Один из камергеров захихикал, но, уловив неодобрительный взгляд государыни, сразу же смолк. Шутка государыне не понравилась. Она знала: шутиха не сама выдумала историю с философом. Она заимствовала ее из журнала «Трутень». Екатерине вспомнился утренний доклад обер-полицмейстера. Да, такому издателю, как Новиков, дай только волю. Язык у него что нож…

– Что ж стоите? – нетерпеливо повела головой она.

Камер-юнгферы тотчас обступили ее – кто с булавками и лентами, кто со льдом, кто с полотенцем. Несколько минут возни, и вот она уже на ногах.

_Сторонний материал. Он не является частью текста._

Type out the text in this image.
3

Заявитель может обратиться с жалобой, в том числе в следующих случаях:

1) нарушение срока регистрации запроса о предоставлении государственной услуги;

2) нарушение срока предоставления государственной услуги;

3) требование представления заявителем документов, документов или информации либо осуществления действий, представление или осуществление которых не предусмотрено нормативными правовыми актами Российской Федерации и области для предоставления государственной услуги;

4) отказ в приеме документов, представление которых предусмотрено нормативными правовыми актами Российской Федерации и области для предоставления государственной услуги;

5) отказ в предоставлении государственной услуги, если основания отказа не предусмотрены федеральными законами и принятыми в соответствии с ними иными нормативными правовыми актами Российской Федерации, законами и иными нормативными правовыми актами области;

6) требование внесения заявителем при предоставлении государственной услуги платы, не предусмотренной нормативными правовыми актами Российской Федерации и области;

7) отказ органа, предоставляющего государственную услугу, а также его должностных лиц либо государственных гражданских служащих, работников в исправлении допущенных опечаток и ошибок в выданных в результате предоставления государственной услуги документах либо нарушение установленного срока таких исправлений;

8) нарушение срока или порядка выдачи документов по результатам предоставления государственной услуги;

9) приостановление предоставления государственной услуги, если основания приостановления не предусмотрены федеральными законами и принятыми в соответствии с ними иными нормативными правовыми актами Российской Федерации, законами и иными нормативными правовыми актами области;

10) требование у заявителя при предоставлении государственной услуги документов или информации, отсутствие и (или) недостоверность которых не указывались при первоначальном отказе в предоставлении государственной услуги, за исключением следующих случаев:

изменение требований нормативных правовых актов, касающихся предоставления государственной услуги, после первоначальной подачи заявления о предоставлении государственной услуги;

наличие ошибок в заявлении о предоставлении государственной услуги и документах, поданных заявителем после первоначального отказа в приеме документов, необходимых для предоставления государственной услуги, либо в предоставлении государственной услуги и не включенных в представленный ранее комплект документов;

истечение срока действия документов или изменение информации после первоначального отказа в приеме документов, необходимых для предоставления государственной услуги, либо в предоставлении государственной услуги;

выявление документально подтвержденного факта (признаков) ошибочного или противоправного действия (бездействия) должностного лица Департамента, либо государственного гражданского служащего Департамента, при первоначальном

– Приглашаю, господа, на обед.

Улыбка вновь воссияла на ее лице. Григорий Орлов галантно подошел к ней и склонил голову, выражая готовность к услужению. Государыня посмотрела на него взглядом, от которого он, казалось, даже согнулся, и дозволила вести ее в трапезную.

3

На обеде присутствовало человек пятнадцать. Государыня сидела с братьями Орловыми, Григорием и Алексеем. Григорий был к ней внимателен как никогда, мгновенно улавливал ее желания, ухаживая, заискивающе улыбался, как может только улыбаться человек, помнящий за собой грех. Государыня казалась равнодушной к его ухаживаниям, чаще склонялась к Алексею, с которым вела какой-то разговор. Брюс сидел на другом конце стола и не мог слышать, о чем они говорили. Он мог только догадываться: волей императрицы Алексей назначался командующим русским флотом, который должен был войти в воды Архипелага, найти там турецкий флот, потопить его и тем самым принудить Порту к скорейшему заключению мира. Скорее всего, разговор шел об ожидавшемся морском походе.

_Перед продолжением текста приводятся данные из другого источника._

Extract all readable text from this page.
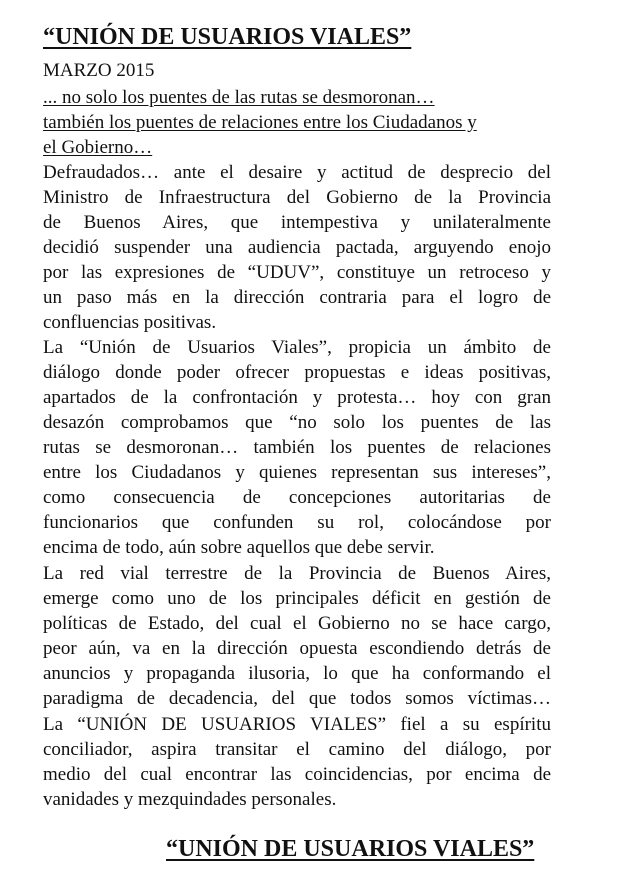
“UNIÓN DE USUARIOS VIALES”
MARZO 2015
... no solo los puentes de las rutas se desmoronan…
también los puentes de relaciones entre los Ciudadanos y
el Gobierno…
Defraudados… ante el desaire y actitud de desprecio del
Ministro de Infraestructura del Gobierno de la Provincia
de Buenos Aires, que intempestiva y unilateralmente
decidió suspender una audiencia pactada, arguyendo enojo
por las expresiones de “UDUV”, constituye un retroceso y
un paso más en la dirección contraria para el logro de
confluencias positivas.
La “Unión de Usuarios Viales”, propicia un ámbito de
diálogo donde poder ofrecer propuestas e ideas positivas,
apartados de la confrontación y protesta… hoy con gran
desazón comprobamos que “no solo los puentes de las
rutas se desmoronan… también los puentes de relaciones
entre los Ciudadanos y quienes representan sus intereses”,
como consecuencia de concepciones autoritarias de
funcionarios que confunden su rol, colocándose por
encima de todo, aún sobre aquellos que debe servir.
La red vial terrestre de la Provincia de Buenos Aires,
emerge como uno de los principales déficit en gestión de
políticas de Estado, del cual el Gobierno no se hace cargo,
peor aún, va en la dirección opuesta escondiendo detrás de
anuncios y propaganda ilusoria, lo que ha conformando el
paradigma de decadencia, del que todos somos víctimas…
La “UNIÓN DE USUARIOS VIALES” fiel a su espíritu
conciliador, aspira transitar el camino del diálogo, por
medio del cual encontrar las coincidencias, por encima de
vanidades y mezquindades personales.
“UNIÓN DE USUARIOS VIALES”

Рядом не закрывал рта фельдмаршал Голицын, после возвращения в Петербург ставший фельдмаршалом, президентом военной коллегии.

– Налить мадеры? – навязывался князь со своими услугами. – Прекрасная мадера! А то огурчиков попробуйте. Удивительный засол! Таких в Молдавии не найдете.

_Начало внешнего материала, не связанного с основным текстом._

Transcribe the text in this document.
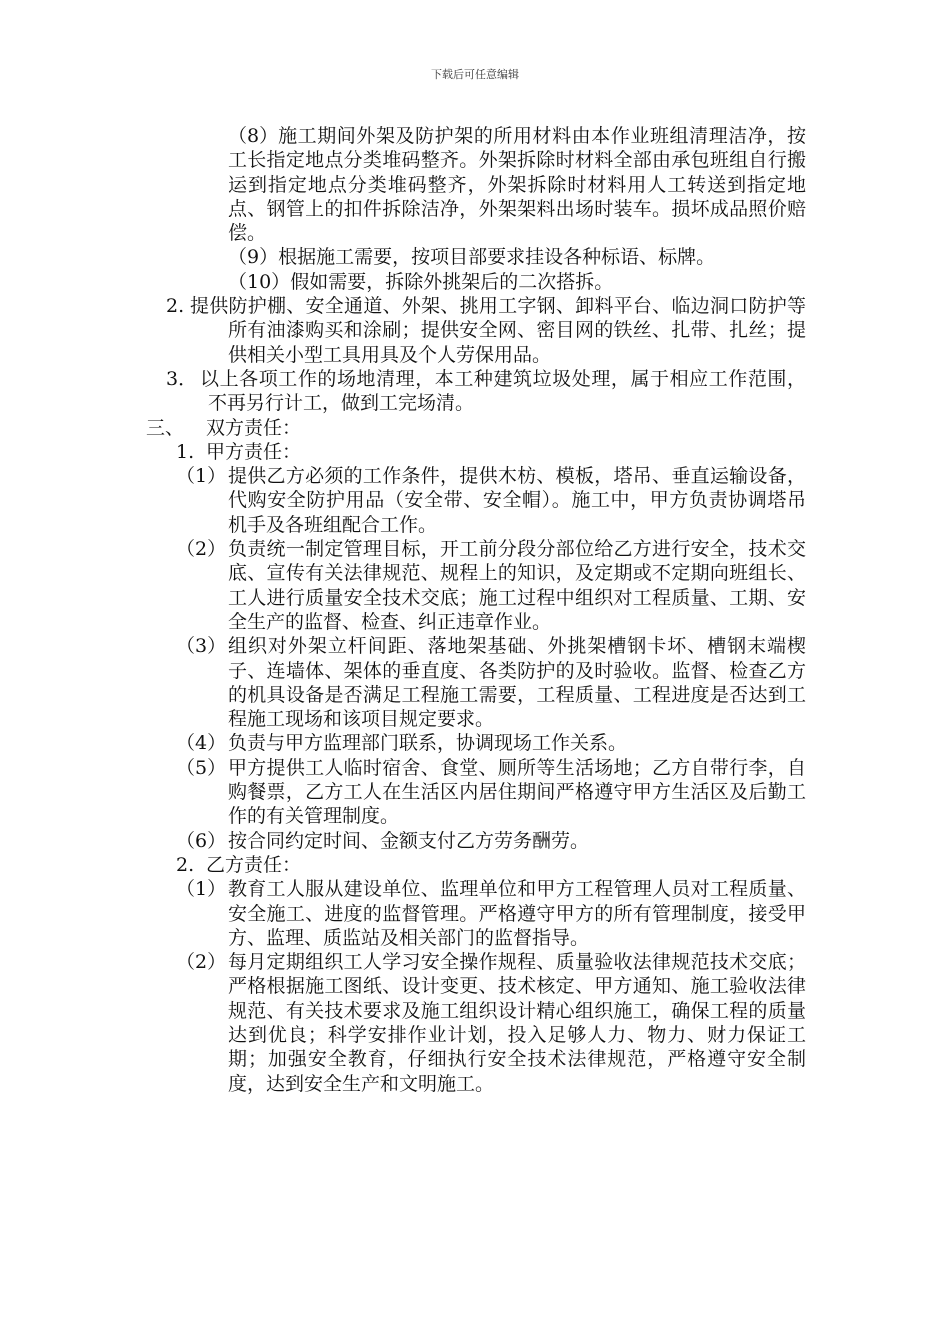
下载后可任意编辑
（8） 施工期间外架及防护架的所用材料由本作业班组清理洁净，按工长指定地点分类堆码整齐。外架拆除时材料全部由承包班组自行搬运到指定地点分类堆码整齐，外架拆除时材料用人工转送到指定地点、钢管上的扣件拆除洁净，外架架料出场时装车。损坏成品照价赔偿。
（9） 根据施工需要，按项目部要求挂设各种标语、标牌。
（10） 假如需要，拆除外挑架后的二次搭拆。
2. 提供防护棚、安全通道、外架、挑用工字钢、卸料平台、临边洞口防护等所有油漆购买和涂刷；提供安全网、密目网的铁丝、扎带、扎丝；提供相关小型工具用具及个人劳保用品。
3． 以上各项工作的场地清理，本工种建筑垃圾处理，属于相应工作范围，不再另行计工，做到工完场清。
三、 双方责任：
1. 甲方责任：
（1） 提供乙方必须的工作条件，提供木枋、模板，塔吊、垂直运输设备，代购安全防护用品（安全带、安全帽）。施工中，甲方负责协调塔吊机手及各班组配合工作。
（2） 负责统一制定管理目标，开工前分段分部位给乙方进行安全，技术交底、宣传有关法律规范、规程上的知识，及定期或不定期向班组长、工人进行质量安全技术交底；施工过程中组织对工程质量、工期、安全生产的监督、检查、纠正违章作业。
（3） 组织对外架立杆间距、落地架基础、外挑架槽钢卡坏、槽钢末端楔子、连墙体、架体的垂直度、各类防护的及时验收。监督、检查乙方的机具设备是否满足工程施工需要，工程质量、工程进度是否达到工程施工现场和该项目规定要求。
（4） 负责与甲方监理部门联系，协调现场工作关系。
（5） 甲方提供工人临时宿舍、食堂、厕所等生活场地；乙方自带行李，自购餐票，乙方工人在生活区内居住期间严格遵守甲方生活区及后勤工作的有关管理制度。
（6） 按合同约定时间、金额支付乙方劳务酬劳。
2. 乙方责任：
（1） 教育工人服从建设单位、监理单位和甲方工程管理人员对工程质量、安全施工、进度的监督管理。严格遵守甲方的所有管理制度，接受甲方、监理、质监站及相关部门的监督指导。
（2） 每月定期组织工人学习安全操作规程、质量验收法律规范技术交底；严格根据施工图纸、设计变更、技术核定、甲方通知、施工验收法律规范、有关技术要求及施工组织设计精心组织施工，确保工程的质量达到优良；科学安排作业计划，投入足够人力、物力、财力保证工期；加强安全教育，仔细执行安全技术法律规范，严格遵守安全制度，达到安全生产和文明施工。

Стол был сервирован небогато. Блюда простые – вареная говядина с солеными огурцами, рыба, тушеный гусь, грибы. У многих вельмож, даже со средним достатком, столы накрывались куда богаче. Брюсу как-то рассказывали, что государыня определила довольно скромную сумму расходов на стол и лично следила, чтобы эта сумма не превышалась.

– Господа, прошу не отодвигать тарелок, – игриво постучала вилкой государыня. – Вы можете обидеть моих поваров.

Брюс положил себе кусок говядины. Мясо оказалось жестким, невкусным. Должно быть, повар, который его готовил, разбирался в кушаниях не больше фурьера[27]27
  Фурьер – лицо, занимающееся в армии доставкой провианта и фуража.


[Закрыть]
. Брюс перестал есть и, пользуясь тем, что князь Голицын занялся своей тарелкой и больше к нему не приставал, стал наблюдать за хозяйкой стола. Странное дело, чем пристальнее ой в нее всматривался, тем больше разочаровывался. В государыне, старательно жевавшей распаренную гусиную косточку, отключившейся от всего прочего, он уже не видел полубожественной красоты. Нет, она не была Венерой. Лицо ее было умное и приятное, но далеко не идеальное. Обычное, прямо-таки заурядное лицо. Лицо молодящейся маркитантки, а не лицо Венеры. И он, Брюс, подумал, что приятная улыбка, выражение доброты – все это исходило не из врожденных достоинств императрицы, а было всего-навсего ее привычкой, ставшей следствием чрезмерного желания нравиться окружавшим ее людям.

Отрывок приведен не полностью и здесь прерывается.